Documentation and Reporting
- Write an incident report — Document the incident comprehensively, including timeline, impact, root cause, remediation, and lessons learned.
- Update 模型 risk register — Add the identified 漏洞 and any new risk factors to your model risk tracking system.
- File regulatory reports — If required by regulation such as GDPR or HIPAA, file incident reports within mandated timeframes.
- Share findings appropriately — 考慮 sharing anonymized findings with the broader AI 安全 community to help others defend against similar attacks.

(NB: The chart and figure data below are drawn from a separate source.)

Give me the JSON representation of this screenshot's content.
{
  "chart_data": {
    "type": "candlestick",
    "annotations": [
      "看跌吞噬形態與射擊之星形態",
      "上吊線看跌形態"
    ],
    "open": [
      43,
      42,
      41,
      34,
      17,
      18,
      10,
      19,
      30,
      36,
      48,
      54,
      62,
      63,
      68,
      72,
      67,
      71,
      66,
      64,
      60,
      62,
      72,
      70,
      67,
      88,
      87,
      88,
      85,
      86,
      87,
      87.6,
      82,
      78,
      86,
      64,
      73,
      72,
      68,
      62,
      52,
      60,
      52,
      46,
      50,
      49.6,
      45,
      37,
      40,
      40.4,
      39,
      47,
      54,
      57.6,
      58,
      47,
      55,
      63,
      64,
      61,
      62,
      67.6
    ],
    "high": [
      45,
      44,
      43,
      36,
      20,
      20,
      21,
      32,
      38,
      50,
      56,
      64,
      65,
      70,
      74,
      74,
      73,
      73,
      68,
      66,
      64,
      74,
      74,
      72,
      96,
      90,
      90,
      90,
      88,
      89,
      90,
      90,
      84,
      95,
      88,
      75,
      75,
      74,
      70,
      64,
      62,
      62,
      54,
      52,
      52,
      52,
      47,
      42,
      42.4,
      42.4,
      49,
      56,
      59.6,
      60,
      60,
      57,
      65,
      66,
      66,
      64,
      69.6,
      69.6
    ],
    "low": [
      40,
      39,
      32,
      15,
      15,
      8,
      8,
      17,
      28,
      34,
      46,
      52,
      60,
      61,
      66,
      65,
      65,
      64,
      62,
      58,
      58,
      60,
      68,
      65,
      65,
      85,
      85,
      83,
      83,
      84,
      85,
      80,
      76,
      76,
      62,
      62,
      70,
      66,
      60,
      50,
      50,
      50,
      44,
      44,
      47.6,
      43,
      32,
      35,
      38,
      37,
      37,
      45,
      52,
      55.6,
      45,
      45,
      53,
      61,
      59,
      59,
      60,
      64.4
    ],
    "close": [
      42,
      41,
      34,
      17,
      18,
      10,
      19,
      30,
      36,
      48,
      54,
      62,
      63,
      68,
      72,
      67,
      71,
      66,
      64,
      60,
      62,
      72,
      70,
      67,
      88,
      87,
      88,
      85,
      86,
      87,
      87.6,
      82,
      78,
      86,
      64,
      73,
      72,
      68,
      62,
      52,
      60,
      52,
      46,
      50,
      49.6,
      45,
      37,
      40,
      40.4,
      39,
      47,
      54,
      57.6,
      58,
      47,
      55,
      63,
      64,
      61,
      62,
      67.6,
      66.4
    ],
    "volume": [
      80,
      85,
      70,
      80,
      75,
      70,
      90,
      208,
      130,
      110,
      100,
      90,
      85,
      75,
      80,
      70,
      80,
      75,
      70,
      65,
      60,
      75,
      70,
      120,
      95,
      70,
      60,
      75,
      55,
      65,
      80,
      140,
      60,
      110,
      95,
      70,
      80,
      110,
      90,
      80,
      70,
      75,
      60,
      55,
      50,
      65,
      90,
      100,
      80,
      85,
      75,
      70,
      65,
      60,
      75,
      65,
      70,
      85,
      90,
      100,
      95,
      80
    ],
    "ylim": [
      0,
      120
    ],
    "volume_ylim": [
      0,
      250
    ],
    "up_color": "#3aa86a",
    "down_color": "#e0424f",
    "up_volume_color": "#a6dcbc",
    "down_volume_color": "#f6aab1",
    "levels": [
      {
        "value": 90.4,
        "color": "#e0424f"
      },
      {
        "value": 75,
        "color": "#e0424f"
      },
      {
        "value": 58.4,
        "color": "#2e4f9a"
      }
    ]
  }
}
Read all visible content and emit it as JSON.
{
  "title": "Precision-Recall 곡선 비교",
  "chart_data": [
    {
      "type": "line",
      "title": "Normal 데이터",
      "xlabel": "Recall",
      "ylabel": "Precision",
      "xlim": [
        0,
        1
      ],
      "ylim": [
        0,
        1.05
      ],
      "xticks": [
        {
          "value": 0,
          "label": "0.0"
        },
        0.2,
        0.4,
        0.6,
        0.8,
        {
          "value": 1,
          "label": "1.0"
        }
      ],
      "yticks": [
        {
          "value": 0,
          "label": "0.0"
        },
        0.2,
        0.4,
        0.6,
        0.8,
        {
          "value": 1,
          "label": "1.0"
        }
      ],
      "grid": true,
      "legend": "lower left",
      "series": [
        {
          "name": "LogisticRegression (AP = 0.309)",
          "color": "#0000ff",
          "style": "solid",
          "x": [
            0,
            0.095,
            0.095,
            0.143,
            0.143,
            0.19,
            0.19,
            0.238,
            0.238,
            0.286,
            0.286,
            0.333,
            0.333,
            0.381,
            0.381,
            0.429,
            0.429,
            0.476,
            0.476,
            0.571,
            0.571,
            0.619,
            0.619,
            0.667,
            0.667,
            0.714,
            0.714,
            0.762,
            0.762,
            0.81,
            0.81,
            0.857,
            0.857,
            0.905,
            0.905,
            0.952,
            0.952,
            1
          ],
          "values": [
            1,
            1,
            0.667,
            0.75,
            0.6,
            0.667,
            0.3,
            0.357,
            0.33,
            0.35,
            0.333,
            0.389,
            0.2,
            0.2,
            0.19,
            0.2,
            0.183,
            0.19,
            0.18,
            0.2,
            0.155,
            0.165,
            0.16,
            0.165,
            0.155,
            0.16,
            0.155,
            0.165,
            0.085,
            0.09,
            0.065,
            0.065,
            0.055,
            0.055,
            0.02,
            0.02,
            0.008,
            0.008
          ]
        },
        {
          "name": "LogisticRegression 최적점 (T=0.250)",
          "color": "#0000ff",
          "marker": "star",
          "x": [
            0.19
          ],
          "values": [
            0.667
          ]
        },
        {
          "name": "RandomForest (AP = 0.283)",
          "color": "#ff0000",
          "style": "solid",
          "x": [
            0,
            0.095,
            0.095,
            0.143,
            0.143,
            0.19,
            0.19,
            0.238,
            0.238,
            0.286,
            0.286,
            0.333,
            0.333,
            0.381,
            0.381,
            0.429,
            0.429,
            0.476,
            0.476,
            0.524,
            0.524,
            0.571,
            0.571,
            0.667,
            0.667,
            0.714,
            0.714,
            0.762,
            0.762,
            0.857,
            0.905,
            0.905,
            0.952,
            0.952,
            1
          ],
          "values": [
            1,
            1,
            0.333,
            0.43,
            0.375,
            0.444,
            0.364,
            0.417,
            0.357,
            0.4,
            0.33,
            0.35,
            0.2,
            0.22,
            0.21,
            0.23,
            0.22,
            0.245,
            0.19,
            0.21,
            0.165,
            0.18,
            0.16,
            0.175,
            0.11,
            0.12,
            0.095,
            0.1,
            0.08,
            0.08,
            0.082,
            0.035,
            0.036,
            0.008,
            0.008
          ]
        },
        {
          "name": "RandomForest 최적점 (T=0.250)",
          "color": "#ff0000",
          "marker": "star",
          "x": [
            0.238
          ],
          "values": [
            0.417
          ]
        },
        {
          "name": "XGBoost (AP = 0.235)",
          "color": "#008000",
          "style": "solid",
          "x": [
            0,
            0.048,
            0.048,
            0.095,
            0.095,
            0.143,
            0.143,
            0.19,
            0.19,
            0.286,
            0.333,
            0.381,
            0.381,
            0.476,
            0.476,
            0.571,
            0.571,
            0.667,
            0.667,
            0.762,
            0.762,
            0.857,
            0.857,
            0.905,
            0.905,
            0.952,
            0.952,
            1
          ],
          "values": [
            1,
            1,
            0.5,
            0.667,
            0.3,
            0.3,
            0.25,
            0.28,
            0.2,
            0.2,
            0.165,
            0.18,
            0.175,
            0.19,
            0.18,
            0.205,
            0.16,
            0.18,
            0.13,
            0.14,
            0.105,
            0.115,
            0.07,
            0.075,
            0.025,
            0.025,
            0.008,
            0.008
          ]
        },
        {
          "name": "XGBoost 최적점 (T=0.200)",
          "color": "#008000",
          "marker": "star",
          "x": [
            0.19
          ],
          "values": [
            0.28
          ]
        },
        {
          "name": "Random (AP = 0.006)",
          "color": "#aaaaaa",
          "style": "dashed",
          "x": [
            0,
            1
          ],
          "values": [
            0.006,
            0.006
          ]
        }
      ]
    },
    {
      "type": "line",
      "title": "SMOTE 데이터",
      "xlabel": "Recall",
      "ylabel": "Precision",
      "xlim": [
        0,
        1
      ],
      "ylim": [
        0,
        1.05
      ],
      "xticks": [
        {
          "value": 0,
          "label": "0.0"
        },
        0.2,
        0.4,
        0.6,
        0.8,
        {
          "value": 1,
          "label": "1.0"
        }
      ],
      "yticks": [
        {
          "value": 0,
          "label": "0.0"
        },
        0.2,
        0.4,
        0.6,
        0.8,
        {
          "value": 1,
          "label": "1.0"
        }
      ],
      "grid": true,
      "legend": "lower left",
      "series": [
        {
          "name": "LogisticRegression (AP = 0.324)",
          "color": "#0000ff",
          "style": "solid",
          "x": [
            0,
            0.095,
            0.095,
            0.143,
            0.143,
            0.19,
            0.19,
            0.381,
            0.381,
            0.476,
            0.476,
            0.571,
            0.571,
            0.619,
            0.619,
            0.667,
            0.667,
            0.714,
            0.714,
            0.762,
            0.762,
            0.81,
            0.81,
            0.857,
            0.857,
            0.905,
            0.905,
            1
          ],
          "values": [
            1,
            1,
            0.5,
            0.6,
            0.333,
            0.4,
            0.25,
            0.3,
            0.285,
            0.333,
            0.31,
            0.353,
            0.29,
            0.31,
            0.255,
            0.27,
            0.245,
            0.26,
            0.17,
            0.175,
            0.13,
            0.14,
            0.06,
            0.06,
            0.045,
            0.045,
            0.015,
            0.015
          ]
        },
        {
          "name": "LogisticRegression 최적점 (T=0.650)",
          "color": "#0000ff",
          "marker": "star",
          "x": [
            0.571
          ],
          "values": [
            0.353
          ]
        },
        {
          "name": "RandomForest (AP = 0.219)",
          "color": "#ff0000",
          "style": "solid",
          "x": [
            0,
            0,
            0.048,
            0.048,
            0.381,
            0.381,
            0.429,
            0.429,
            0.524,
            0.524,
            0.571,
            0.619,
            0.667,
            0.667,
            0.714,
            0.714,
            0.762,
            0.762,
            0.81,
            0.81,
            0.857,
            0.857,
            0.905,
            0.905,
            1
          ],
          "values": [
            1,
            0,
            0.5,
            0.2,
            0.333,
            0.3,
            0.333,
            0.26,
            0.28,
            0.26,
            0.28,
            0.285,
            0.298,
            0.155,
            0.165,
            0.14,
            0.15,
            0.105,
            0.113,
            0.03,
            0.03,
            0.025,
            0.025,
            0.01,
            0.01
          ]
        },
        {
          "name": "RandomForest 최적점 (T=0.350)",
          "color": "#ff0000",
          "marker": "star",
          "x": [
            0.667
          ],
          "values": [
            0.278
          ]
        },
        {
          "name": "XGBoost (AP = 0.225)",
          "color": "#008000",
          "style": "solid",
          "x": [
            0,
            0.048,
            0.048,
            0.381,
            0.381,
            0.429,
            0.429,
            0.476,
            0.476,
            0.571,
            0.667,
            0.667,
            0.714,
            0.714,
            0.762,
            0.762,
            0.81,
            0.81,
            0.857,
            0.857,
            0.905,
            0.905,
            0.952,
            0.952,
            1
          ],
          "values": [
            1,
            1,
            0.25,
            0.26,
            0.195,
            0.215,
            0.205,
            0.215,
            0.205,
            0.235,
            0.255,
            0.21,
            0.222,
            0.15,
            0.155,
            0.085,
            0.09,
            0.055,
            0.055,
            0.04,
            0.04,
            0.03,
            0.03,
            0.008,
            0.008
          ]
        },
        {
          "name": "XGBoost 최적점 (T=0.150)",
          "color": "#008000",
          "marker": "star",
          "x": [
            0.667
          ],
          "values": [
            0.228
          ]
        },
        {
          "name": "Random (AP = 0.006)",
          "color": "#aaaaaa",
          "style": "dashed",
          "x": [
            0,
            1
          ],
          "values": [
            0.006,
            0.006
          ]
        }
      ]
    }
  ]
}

- Track remediation actions — Assign owners and deadlines for all remediation items. Review progress in regular 安全 meetings.
Metrics to Track
| Metric | Description | Target |
|---|---|---|
| Mean Time to Detect (MTTD) | Time from incident start to 偵測 | Less than 1 hour for P1 |
| Mean Time to Contain (MTTC) | Time from 偵測 to containment | Less than 4 hours for P1 |
| Mean Time to Remediate (MTTR) | Time from 偵測 to full remediation | Less than 72 hours for P1 |
| 偵測 method | How the incident was detected | Automated 監控 preferred |
| Evidence quality | Was sufficient evidence available for investigation? | Complete logs for all interactions |
| Stakeholder notification time | Time from 偵測 to stakeholder notification | Less than 1 hour for P1 |
AI-Specific Incident Scenarios
Scenario: 提示詞注入 at Scale
When automated 提示詞注入 is detected affecting multiple users simultaneously:
- Immediately enable 輸入 rate limiting
- Deploy 提示詞注入 偵測 filters
- Review all outputs generated during the attack window
- 識別 and notify affected users
- Analyze attack payloads for data exfiltration attempts
- Check whether 模型's tool access was exploited
Scenario: Training Data Poisoning Discovery
When poisoned data is discovered in a production model's 訓練 set:
- Determine when the poisoned data entered the pipeline
- 識別 all models trained on the affected dataset
- Compare model behavior before and after the 投毒
- Retrain affected models from verified clean data
- Audit the data pipeline for the injection vector
- 實作 data provenance controls
Scenario: Model Supply Chain Compromise
When a third-party model or dependency is found to be compromised:
- 識別 all systems using the compromised component
- Verify integrity of local copies against known-good checksums
- Isolate affected systems
- Deploy verified alternatives
- Audit actions taken by systems using the compromised component
- Report to the affected vendor and relevant ISACs
Quick Reference: First 60 Minutes
For teams that need a rapid-start guide, here are the critical first-hour actions:
- Minute 0-5: Confirm the incident is real and not a false positive
- Minute 5-10: Assign severity, notify incident commander
- Minute 10-15: Begin evidence preservation including logs and model state
- Minute 15-30: 實作 immediate containment by restricting access and filtering inputs
- Minute 30-45: 評估 scope and 識別 affected users and systems
- Minute 45-60: Brief stakeholders, begin investigation
The first hour sets the trajectory for the entire response. Move quickly but methodically, and document everything.